January 31, 2009 -
For many years, the San Francisco Naval Shipyard has been a source of inspiration for my photographs of New York's industrial edges. As mentioned in an interview with the NY Times, I "grew up in the Mission District of San Francisco, within view of the Navy Yard." The view from my back porch was of the iconic crane in the shipyard, pictured above. This was once the world's largest crane, though for many years, I considered it just another mysterious part of the city's skyline.
In 2006, I began photographing inside the San Francisco Naval Shipyard, documenting the changes it is undergoing. At the same time, I also began documenting the Brooklyn Navy Yard, which is undergoing a very similar transformation. Both are former Navy properties that played a large role in World War II. Both have subsequently been sold to their respective cities, and have become a home to both artists and industry. Both are still full of abandoned and unused historic spaces, and are currently undergoing huge redevelopments.
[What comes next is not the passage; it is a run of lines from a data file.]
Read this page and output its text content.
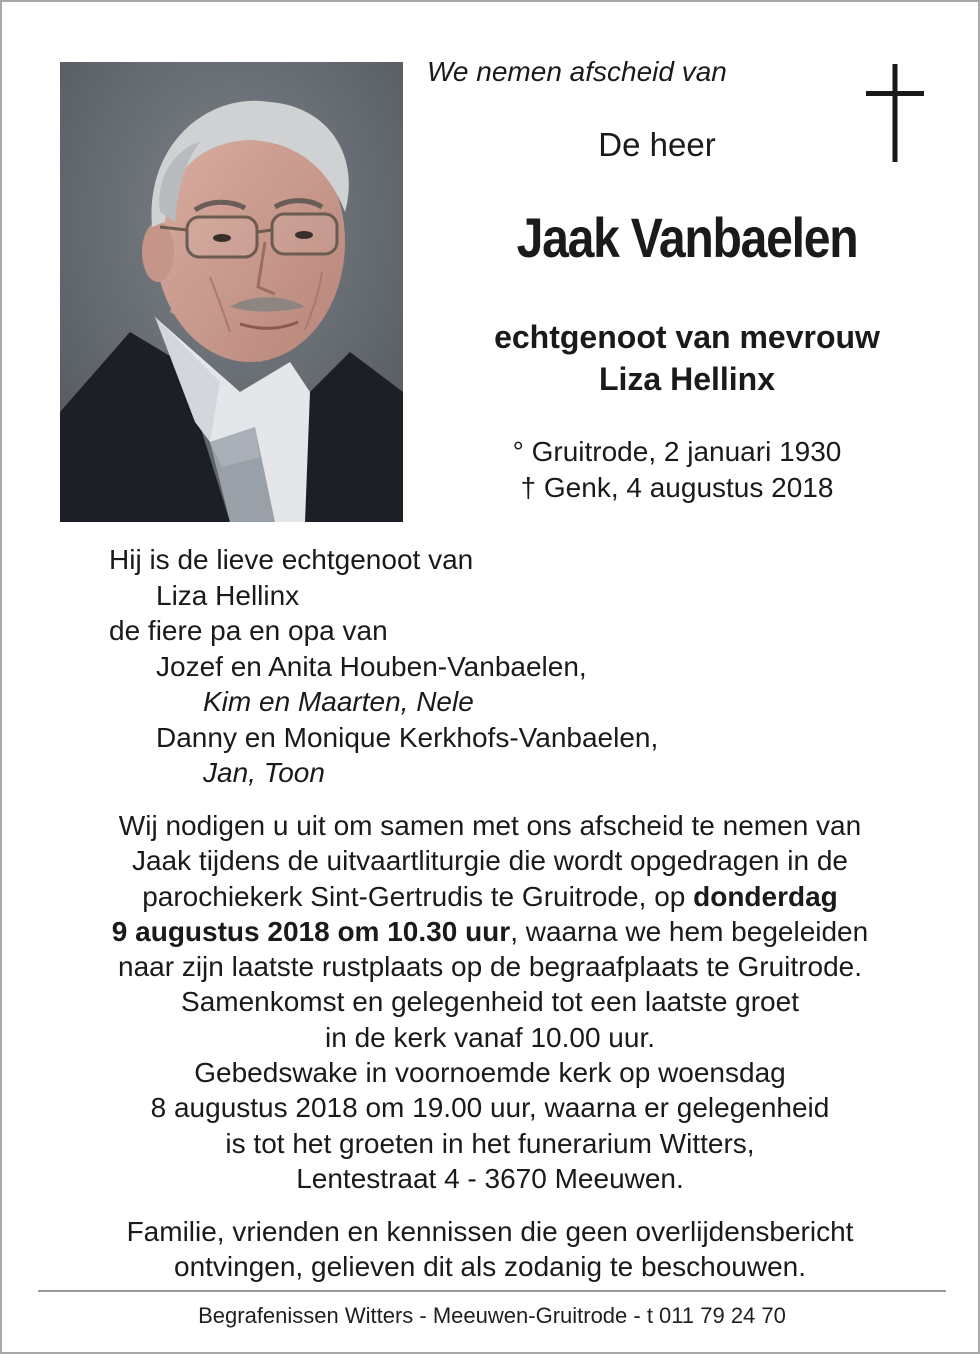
We nemen afscheid van
De heer
Jaak Vanbaelen
echtgenoot van mevrouw
Liza Hellinx
° Gruitrode, 2 januari 1930
† Genk, 4 augustus 2018
Hij is de lieve echtgenoot van
Liza Hellinx
de fiere pa en opa van
Jozef en Anita Houben-Vanbaelen,
Kim en Maarten, Nele
Danny en Monique Kerkhofs-Vanbaelen,
Jan, Toon
Wij nodigen u uit om samen met ons afscheid te nemen van
Jaak tijdens de uitvaartliturgie die wordt opgedragen in de
parochiekerk Sint-Gertrudis te Gruitrode, op donderdag
9 augustus 2018 om 10.30 uur, waarna we hem begeleiden
naar zijn laatste rustplaats op de begraafplaats te Gruitrode.
Samenkomst en gelegenheid tot een laatste groet
in de kerk vanaf 10.00 uur.
Gebedswake in voornoemde kerk op woensdag
8 augustus 2018 om 19.00 uur, waarna er gelegenheid
is tot het groeten in het funerarium Witters,
Lentestraat 4 - 3670 Meeuwen.
Familie, vrienden en kennissen die geen overlijdensbericht
ontvingen, gelieven dit als zodanig te beschouwen.
Begrafenissen Witters - Meeuwen-Gruitrode - t 011 79 24 70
In 2008 San Francisco voters overwhelmingly passed Proposal G, allowing the San Francisco Naval Shipyard to be redeveloped by the Lennar Corporation. According to the San Francisco Chronicle, the project will "remake the combined 720 acres with homes, retail shops and a green office park ringed by 300 acres of parkland - and possibly build a new stadium for the 49ers..." In the meantime, these photographs document some of the historic spaces that still remain in the shipyard.
In January, 2009, the UnionDocs Gallery curated an exhibit of my photographs titled Abandoned Brooklyn. The photos explored the industrial neighborhoods of Brooklyn, visiting an abandoned airport, deserted train stations and empty powerhouses, and documented a transitional moment in Brooklyn’s history, as it moves from its industrial past towards a future that seems to be dominated by luxury apartment buildings and chain stores.
The opening of Abandoned Brooklyn kicked off a new season of the UnionDocs Documentary Bodega screening series. As part of the opening night, there was a screening of my film Covered Tracks - a short documentary about an abandoned homeless city underneath Manhattan. Also screening was a short documentary about my photographs, directed by Joe Pacheco for the series Caught in the Act: Art in Brooklyn.
Abandoned Brooklyn was featured in a slideshow and interview on Gothamist, which described the work as "accessing areas that normal folks don't usually see." The Greenpoint Gazette agreed, saying the "works intrigue not only for their aesthetic beauty—the beauty of ruin, of decay, of the sad passing of time—but because like the photographs of Jacob Riis, they show us a world we would otherwise never see, a world left behind by the quick waves of gentrification." Brooklyn author Richard Grayson wrote in particular about "a gorgeous photo of an abandoned hangar from Floyd Bennett Field" that evoked memories his childhood, when the airfield was still in use.